There are files called /etc/passwd- and /etc/shadow- (dash at the end) and they have two lines, both sales@tooneywheels.in and sales-tooneywheels.in. Is this relevant?

etc/passwd and /etc/shadow does not have either

Thats a backup file

what about just sales by itself

Nope. Nothing else with “sales” in it

I had the same problem when I started with VirtualMin. Had to lock down senders and recipients as well as change from standard mail ports.

Add this to /etc/postfix/main.cf - Servers>Postfix Mail Server>Edit Config Files

/etc/postfix/main.cf

Sender restrictions:

smtpd_sender_restrictions =
permit_mynetworks,
reject_non_fqdn_sender,
reject_unknown_sender_domain,
permit

/etc/postfix/main.cf

HELO restrictions:

smtpd_delay_reject = yes
smtpd_helo_required = yes
smtpd_helo_restrictions =
permit_mynetworks,
reject_non_fqdn_helo_hostname,
reject_invalid_helo_hostname,
permit

# /etc/postfix/main.cf

Recipient restrictions:

smtpd_recipient_restrictions =
reject_unauth_pipelining,
reject_non_fqdn_recipient,
reject_unknown_recipient_domain,
permit_mynetworks,
reject_unauth_destination,
check_sender_access
hash:/etc/postfix/sender_access,
reject_rbl_client zen.spamhaus.org,
reject_rbl_client bl.spamcop.net,
check_policy_service unix:postgrey/socket,
permit

What do you think @Joe, @stefan1959? Do you foresee any side effects of this?
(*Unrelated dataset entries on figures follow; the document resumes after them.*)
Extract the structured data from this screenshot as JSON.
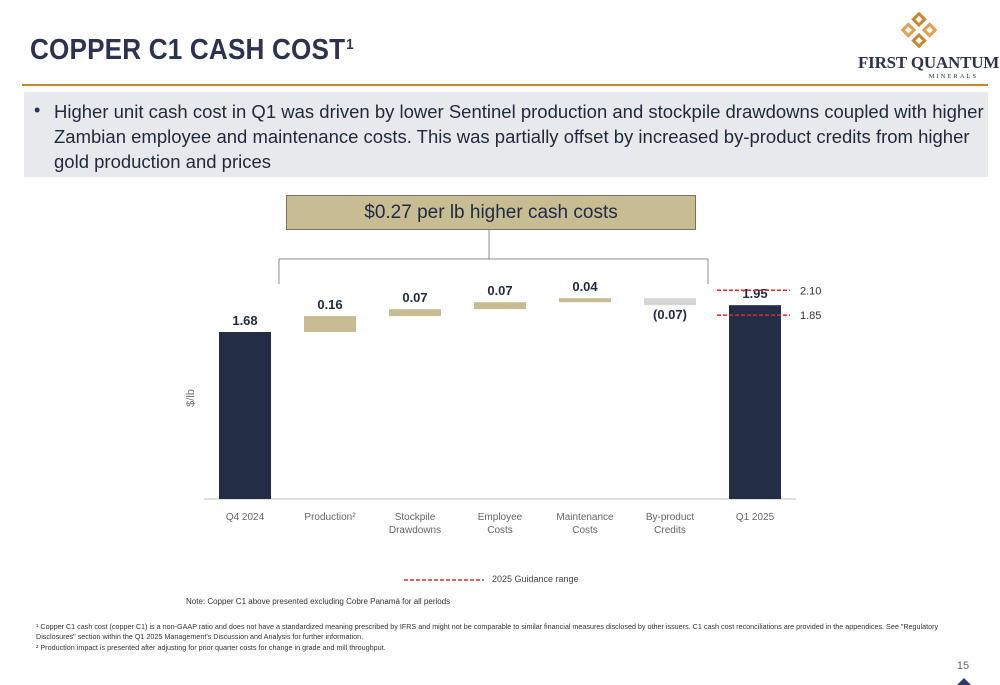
{
  "page": {
    "title": "COPPER C1 CASH COST",
    "title_sup": "1",
    "page_number": "15"
  },
  "logo": {
    "name": "FIRST QUANTUM",
    "subtitle": "MINERALS"
  },
  "bullet": {
    "text": "Higher unit cash cost in Q1 was driven by lower Sentinel production and stockpile drawdowns coupled with higher Zambian employee and maintenance costs. This was partially offset by increased by-product credits from higher gold production and prices"
  },
  "callout": {
    "text": "$0.27 per lb higher cash costs"
  },
  "chart_data": {
    "type": "bar",
    "subtype": "waterfall",
    "ylabel": "$/lb",
    "categories": [
      [
        "Q4 2024"
      ],
      [
        "Production²"
      ],
      [
        "Stockpile",
        "Drawdowns"
      ],
      [
        "Employee",
        "Costs"
      ],
      [
        "Maintenance",
        "Costs"
      ],
      [
        "By-product",
        "Credits"
      ],
      [
        "Q1 2025"
      ]
    ],
    "steps": [
      {
        "kind": "total",
        "value": 1.68,
        "label": "1.68"
      },
      {
        "kind": "delta",
        "value": 0.16,
        "label": "0.16"
      },
      {
        "kind": "delta",
        "value": 0.07,
        "label": "0.07"
      },
      {
        "kind": "delta",
        "value": 0.07,
        "label": "0.07"
      },
      {
        "kind": "delta",
        "value": 0.04,
        "label": "0.04"
      },
      {
        "kind": "delta",
        "value": -0.07,
        "label": "(0.07)"
      },
      {
        "kind": "total",
        "value": 1.95,
        "label": "1.95"
      }
    ],
    "guidance": {
      "low": 1.85,
      "high": 2.1,
      "low_label": "1.85",
      "high_label": "2.10",
      "legend": "2025 Guidance range"
    },
    "colors": {
      "total": "#232d45",
      "increase": "#c8bc93",
      "decrease": "#d6d6d6",
      "guidance": "#e0282d",
      "axis": "#bfbfbf",
      "bracket": "#8c8c8c"
    },
    "grid": false,
    "legend_position": "bottom-center"
  },
  "notes": {
    "note": "Note: Copper C1 above presented excluding Cobre Panamá for all periods",
    "footnote1": "¹ Copper C1 cash cost (copper C1) is a non-GAAP ratio and does not have a standardized meaning prescribed by IFRS and might not be comparable to similar financial measures disclosed by other issuers. C1 cash cost reconciliations are provided in the appendices. See \"Regulatory Disclosures\" section within the Q1 2025 Management's Discussion and Analysis for further information.",
    "footnote2": "² Production impact is presented after adjusting for prior quarter costs for change in grade and mill throughput."
  }
}
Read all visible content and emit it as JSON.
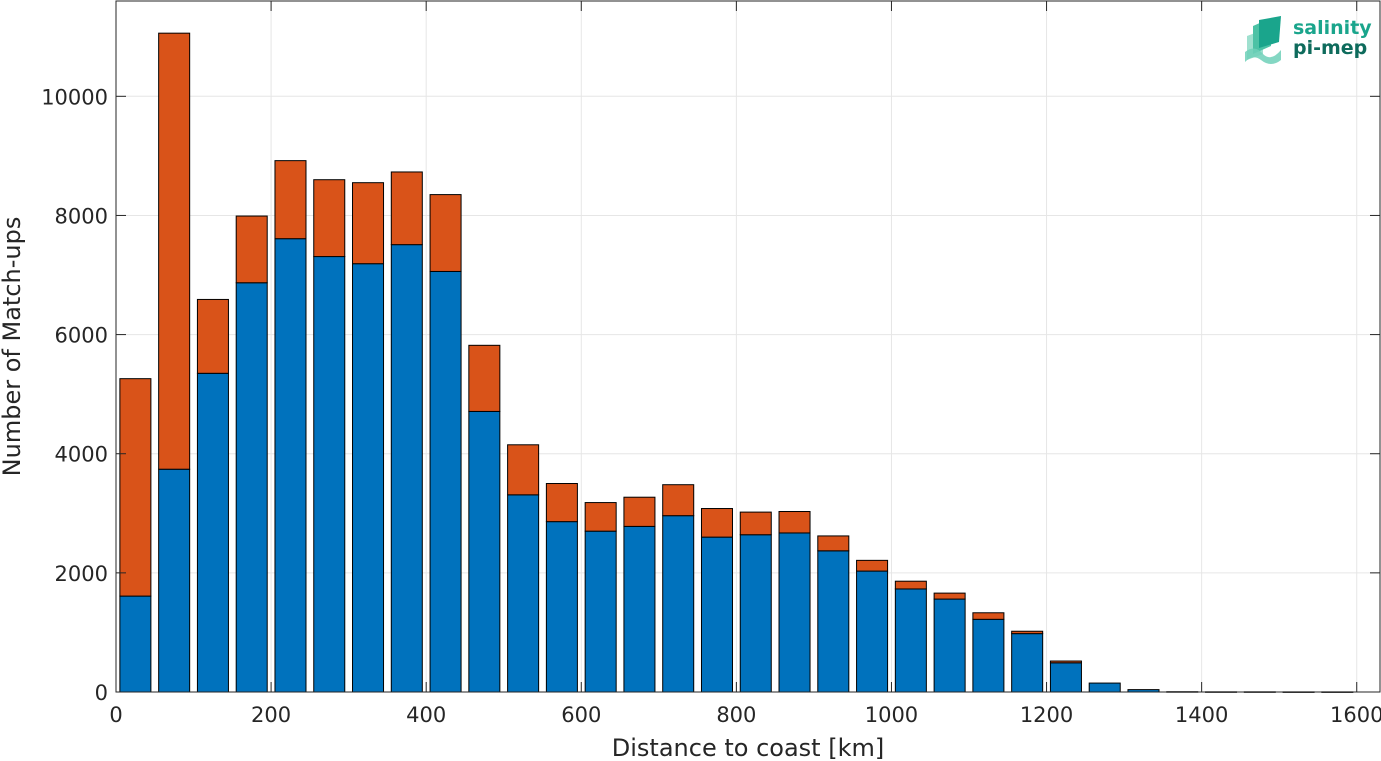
{
  "chart_data": {
    "type": "bar",
    "stacked": true,
    "xlabel": "Distance to coast [km]",
    "ylabel": "Number of Match-ups",
    "xlim": [
      0,
      1630
    ],
    "ylim": [
      0,
      11600
    ],
    "xticks": [
      0,
      200,
      400,
      600,
      800,
      1000,
      1200,
      1400,
      1600
    ],
    "yticks": [
      0,
      2000,
      4000,
      6000,
      8000,
      10000
    ],
    "grid": true,
    "bin_width": 50,
    "bar_width": 40,
    "x": [
      25,
      75,
      125,
      175,
      225,
      275,
      325,
      375,
      425,
      475,
      525,
      575,
      625,
      675,
      725,
      775,
      825,
      875,
      925,
      975,
      1025,
      1075,
      1125,
      1175,
      1225,
      1275,
      1325,
      1375,
      1425,
      1475,
      1525,
      1575
    ],
    "series": [
      {
        "color": "#0072BD",
        "values": [
          1610,
          3740,
          5350,
          6870,
          7610,
          7310,
          7190,
          7510,
          7060,
          4710,
          3310,
          2860,
          2700,
          2780,
          2960,
          2600,
          2640,
          2670,
          2370,
          2030,
          1730,
          1560,
          1220,
          980,
          490,
          150,
          40,
          5,
          3,
          3,
          2,
          2
        ]
      },
      {
        "color": "#D95319",
        "values": [
          3650,
          7320,
          1240,
          1120,
          1310,
          1290,
          1360,
          1220,
          1290,
          1110,
          840,
          640,
          480,
          490,
          520,
          480,
          380,
          360,
          250,
          180,
          130,
          100,
          110,
          40,
          30,
          0,
          0,
          0,
          0,
          0,
          0,
          0
        ]
      }
    ]
  },
  "logo": {
    "line1": "salinity",
    "line2": "pi-mep",
    "color1": "#1aa58c",
    "color2": "#0e6b5c"
  }
}
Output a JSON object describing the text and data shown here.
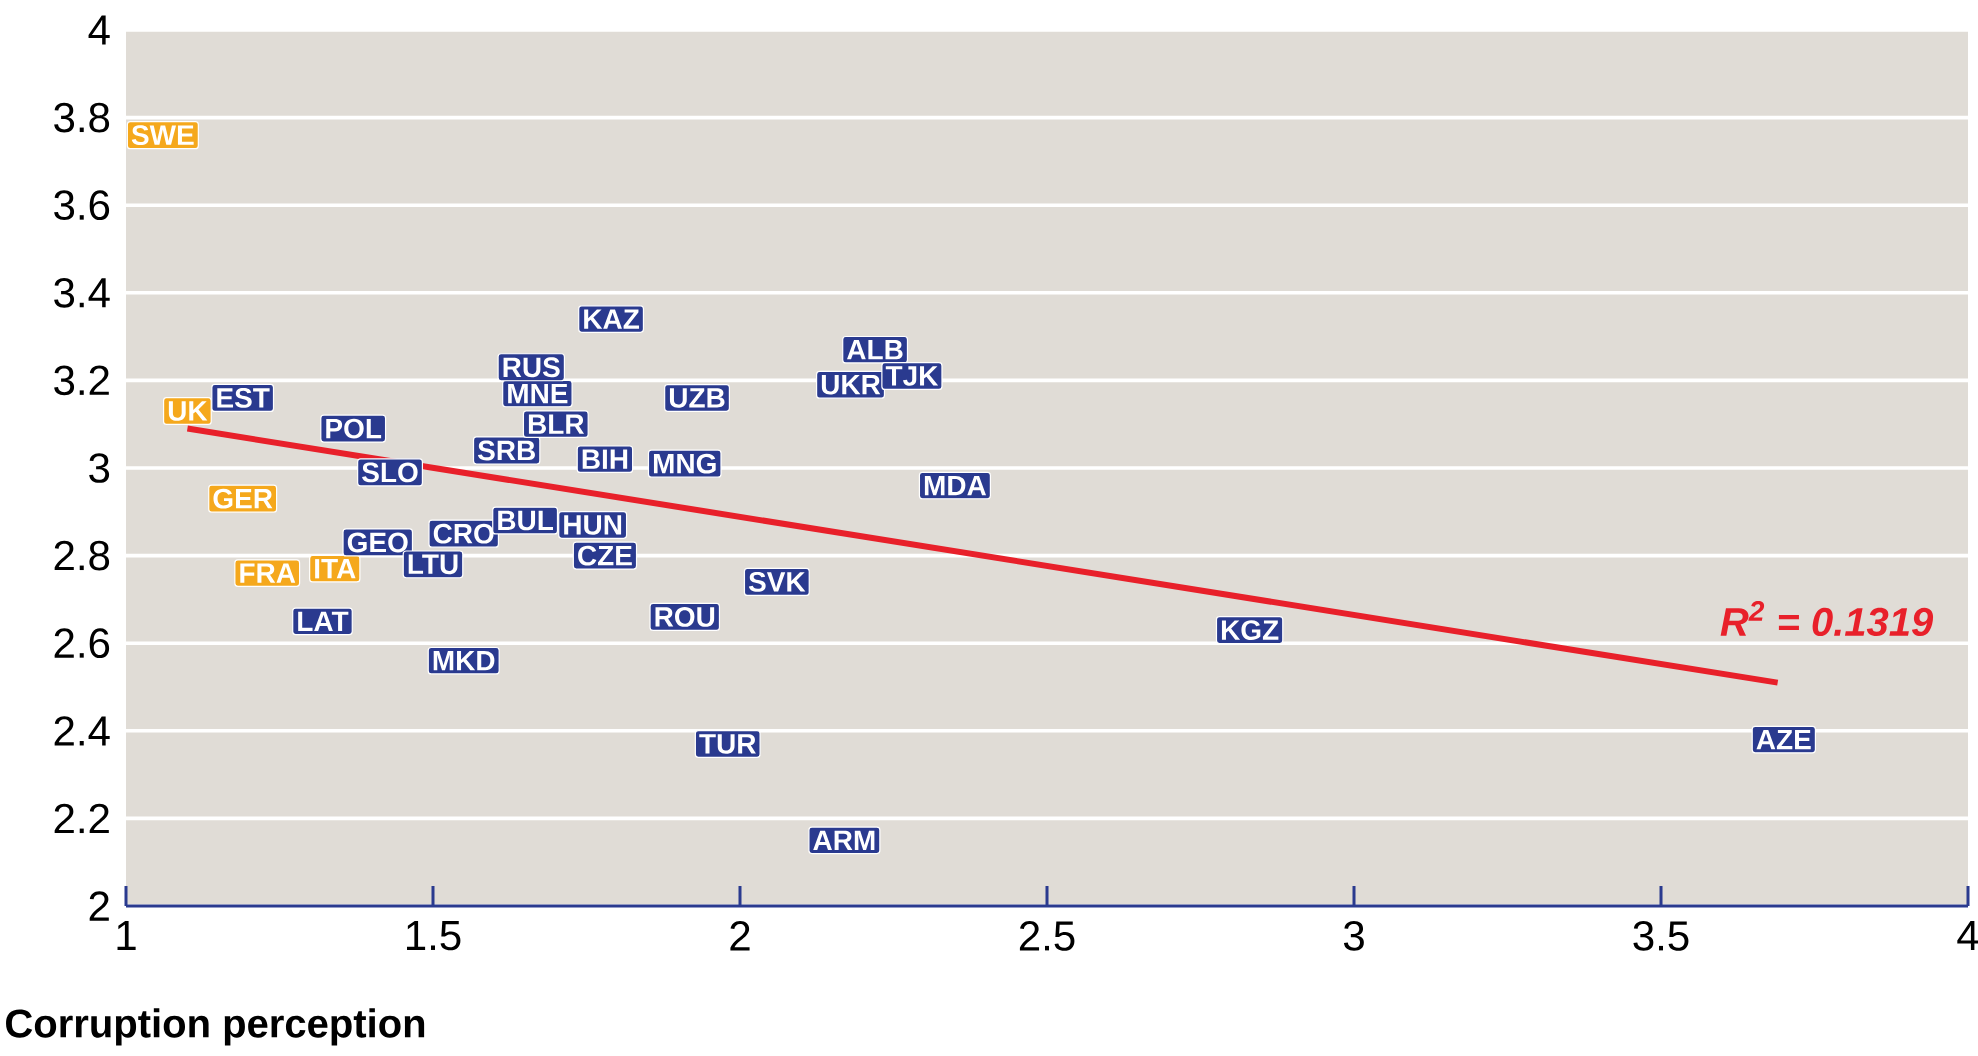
{
  "chart_data": {
    "type": "scatter",
    "xlabel": "Corruption perception",
    "xlim": [
      1,
      4
    ],
    "ylim": [
      2,
      4
    ],
    "xticks": [
      1,
      1.5,
      2,
      2.5,
      3,
      3.5,
      4
    ],
    "yticks": [
      2,
      2.2,
      2.4,
      2.6,
      2.8,
      3,
      3.2,
      3.4,
      3.6,
      3.8,
      4
    ],
    "grid": "y",
    "series": [
      {
        "color": "#f5a81c",
        "x": [
          1.06,
          1.1,
          1.19,
          1.23,
          1.34
        ],
        "values": [
          3.76,
          3.13,
          2.93,
          2.76,
          2.77
        ],
        "value_labels": [
          "SWE",
          "UK",
          "GER",
          "FRA",
          "ITA"
        ]
      },
      {
        "color": "#2a3a8f",
        "x": [
          1.19,
          1.37,
          1.43,
          1.41,
          1.55,
          1.5,
          1.32,
          1.55,
          1.65,
          1.76,
          1.78,
          1.62,
          1.78,
          1.7,
          1.67,
          1.66,
          1.79,
          1.93,
          1.91,
          1.91,
          2.06,
          1.98,
          2.17,
          2.22,
          2.18,
          2.28,
          2.35,
          2.83,
          3.7
        ],
        "values": [
          3.16,
          3.09,
          2.99,
          2.83,
          2.85,
          2.78,
          2.65,
          2.56,
          2.88,
          2.87,
          2.8,
          3.04,
          3.02,
          3.1,
          3.17,
          3.23,
          3.34,
          3.16,
          3.01,
          2.66,
          2.74,
          2.37,
          2.15,
          3.27,
          3.19,
          3.21,
          2.96,
          2.63,
          2.38
        ],
        "value_labels": [
          "EST",
          "POL",
          "SLO",
          "GEO",
          "CRO",
          "LTU",
          "LAT",
          "MKD",
          "BUL",
          "HUN",
          "CZE",
          "SRB",
          "BIH",
          "BLR",
          "MNE",
          "RUS",
          "KAZ",
          "UZB",
          "MNG",
          "ROU",
          "SVK",
          "TUR",
          "ARM",
          "ALB",
          "UKR",
          "TJK",
          "MDA",
          "KGZ",
          "AZE"
        ]
      },
      {
        "type": "line",
        "color": "#e8202a",
        "x": [
          1.1,
          3.69
        ],
        "values": [
          3.09,
          2.51
        ]
      }
    ],
    "annotations": [
      "*R$^{2}$ = 0.1319*"
    ]
  }
}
I think you should read and understand the implications of any configuration you find suggested online. The Postfix docs cover all of these options. I will say I do not use a configuration like this. I mostly use a default Virtualmin configuration.

I believe you’re looking in all the wrong places for solutions. You have a user sending spam, or you have a web app that has been exploited and it is sending spam. Why are you fiddling around with minor changes to your Postfix configuration?

1 Like

Well I did use smtpd_sender_restrictions = reject_unlisted_sender. It didn’t have any immediate affect. I was thinking maybe postfix is accepting the request from sales@too
 since even though the email doesn’t exist, the domain is valid and hosted on the server.

If I can send emails an id info@example.com and I don’t even have that id on the server (example.com is part of the server), I feel like Virtualmin’s default config is too loose. What do you think?

But they need to authenticate to send, what the email address they use doesn’t really matter.